I just came back after dinner and see the ad to join DC after the first post on two different threads.

We'll figure out what's going on.


----------



## CasperImproved (Jun 20, 2009)

Thanks Andy... I just didn't expect such a quick response.. have I been paying you something I don't know about?

BTW, I'm pumping Constance's Omelets... Sounds _Delicious_

Bob


----------



## Andy M. (Jun 20, 2009)

CasperImproved said:


> ... have I been paying you something I don't know about?...




No you haven't, but feel free to start now.


----------



## CasperImproved (Jun 20, 2009)

Andy M. said:


> No you haven't, but feel free to start now.




Okay, next time I have something especially scrumptious, I'll take a picture of it with my cruddy old VGA picture cell phone and post it, and think nice thoughts about your efforts here. 

If it's not to fuzzy, you might even be able to tell what it is.

Don't worry too hard about the ad stuff.
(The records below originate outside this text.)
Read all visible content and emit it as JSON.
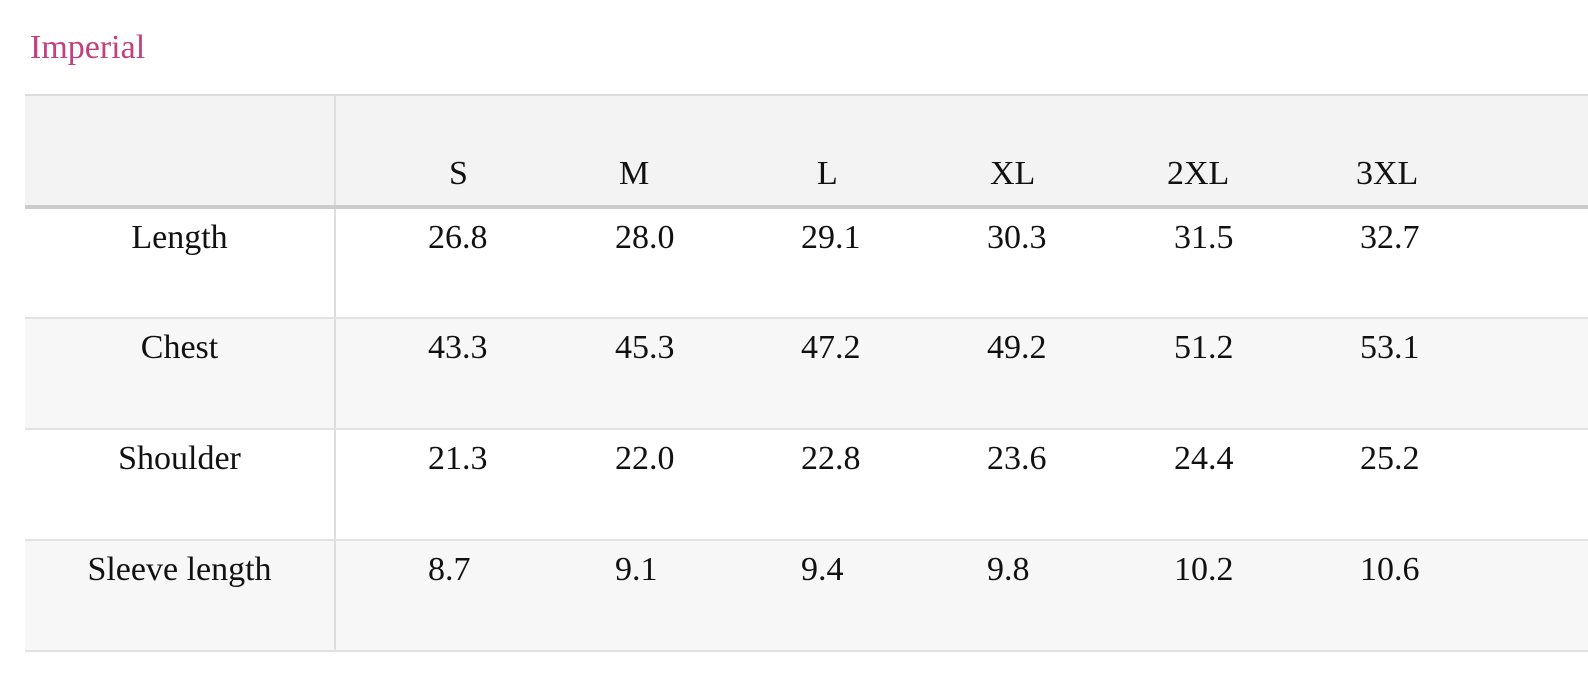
{
  "tab": {
    "label": "Imperial",
    "color": "#c2407f"
  },
  "table": {
    "columns": [
      "S",
      "M",
      "L",
      "XL",
      "2XL",
      "3XL"
    ],
    "rows": [
      {
        "label": "Length",
        "values": [
          "26.8",
          "28.0",
          "29.1",
          "30.3",
          "31.5",
          "32.7"
        ]
      },
      {
        "label": "Chest",
        "values": [
          "43.3",
          "45.3",
          "47.2",
          "49.2",
          "51.2",
          "53.1"
        ]
      },
      {
        "label": "Shoulder",
        "values": [
          "21.3",
          "22.0",
          "22.8",
          "23.6",
          "24.4",
          "25.2"
        ]
      },
      {
        "label": "Sleeve length",
        "values": [
          "8.7",
          "9.1",
          "9.4",
          "9.8",
          "10.2",
          "10.6"
        ]
      }
    ]
  }
}
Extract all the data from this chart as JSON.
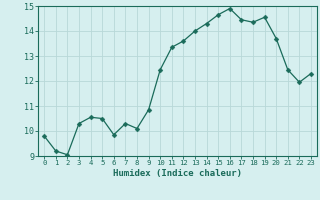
{
  "x": [
    0,
    1,
    2,
    3,
    4,
    5,
    6,
    7,
    8,
    9,
    10,
    11,
    12,
    13,
    14,
    15,
    16,
    17,
    18,
    19,
    20,
    21,
    22,
    23
  ],
  "y": [
    9.8,
    9.2,
    9.05,
    10.3,
    10.55,
    10.5,
    9.85,
    10.3,
    10.1,
    10.85,
    12.45,
    13.35,
    13.6,
    14.0,
    14.3,
    14.65,
    14.9,
    14.45,
    14.35,
    14.55,
    13.7,
    12.45,
    11.95,
    12.3
  ],
  "line_color": "#1a6b5a",
  "marker": "D",
  "marker_size": 2.5,
  "bg_color": "#d6efef",
  "grid_color": "#b8d8d8",
  "tick_color": "#1a6b5a",
  "label_color": "#1a6b5a",
  "xlabel": "Humidex (Indice chaleur)",
  "ylim": [
    9,
    15
  ],
  "xlim": [
    -0.5,
    23.5
  ],
  "yticks": [
    9,
    10,
    11,
    12,
    13,
    14,
    15
  ],
  "xticks": [
    0,
    1,
    2,
    3,
    4,
    5,
    6,
    7,
    8,
    9,
    10,
    11,
    12,
    13,
    14,
    15,
    16,
    17,
    18,
    19,
    20,
    21,
    22,
    23
  ]
}
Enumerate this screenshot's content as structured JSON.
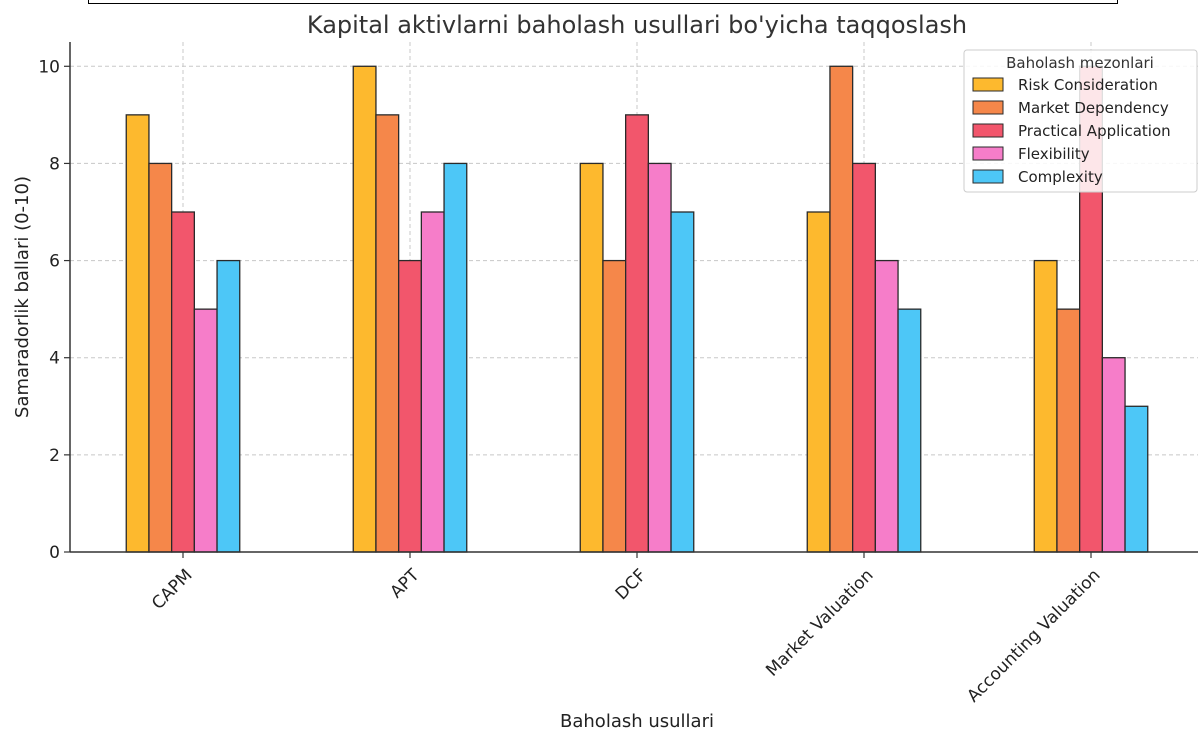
{
  "chart_data": {
    "type": "bar",
    "title": "Kapital aktivlarni baholash usullari bo'yicha taqqoslash",
    "xlabel": "Baholash usullari",
    "ylabel": "Samaradorlik ballari (0-10)",
    "ylim": [
      0,
      10.5
    ],
    "yticks": [
      0,
      2,
      4,
      6,
      8,
      10
    ],
    "grid": true,
    "legend_title": "Baholash mezonlari",
    "legend_placement": "top-right",
    "categories": [
      "CAPM",
      "APT",
      "DCF",
      "Market Valuation",
      "Accounting Valuation"
    ],
    "series": [
      {
        "name": "Risk Consideration",
        "color": "#FDB92E",
        "values": [
          9,
          10,
          8,
          7,
          6
        ]
      },
      {
        "name": "Market Dependency",
        "color": "#F5874A",
        "values": [
          8,
          9,
          6,
          10,
          5
        ]
      },
      {
        "name": "Practical Application",
        "color": "#F2566C",
        "values": [
          7,
          6,
          9,
          8,
          10
        ]
      },
      {
        "name": "Flexibility",
        "color": "#F67DC9",
        "values": [
          5,
          7,
          8,
          6,
          4
        ]
      },
      {
        "name": "Complexity",
        "color": "#4DC7F7",
        "values": [
          6,
          8,
          7,
          5,
          3
        ]
      }
    ]
  }
}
We know you guys will fix it. 

Your witty responses to our posts are more important.

Thanks,

Bob


----------



## Andy M. (Jun 20, 2009)

Thank you very much.  I'm here all week.  Try the veal, don't forget to tip your waitress.


----------



## Katie H (Jun 20, 2009)

Andy M. said:


> Thank you very much.  I'm here all week.  Try the veal, don't forget to tip your waitress.




Andy, you made me laugh out loud.


----------



## Andy M. (Jun 20, 2009)

Katie E said:


> Andy, you made me laugh out loud.




Happy to do so.


----------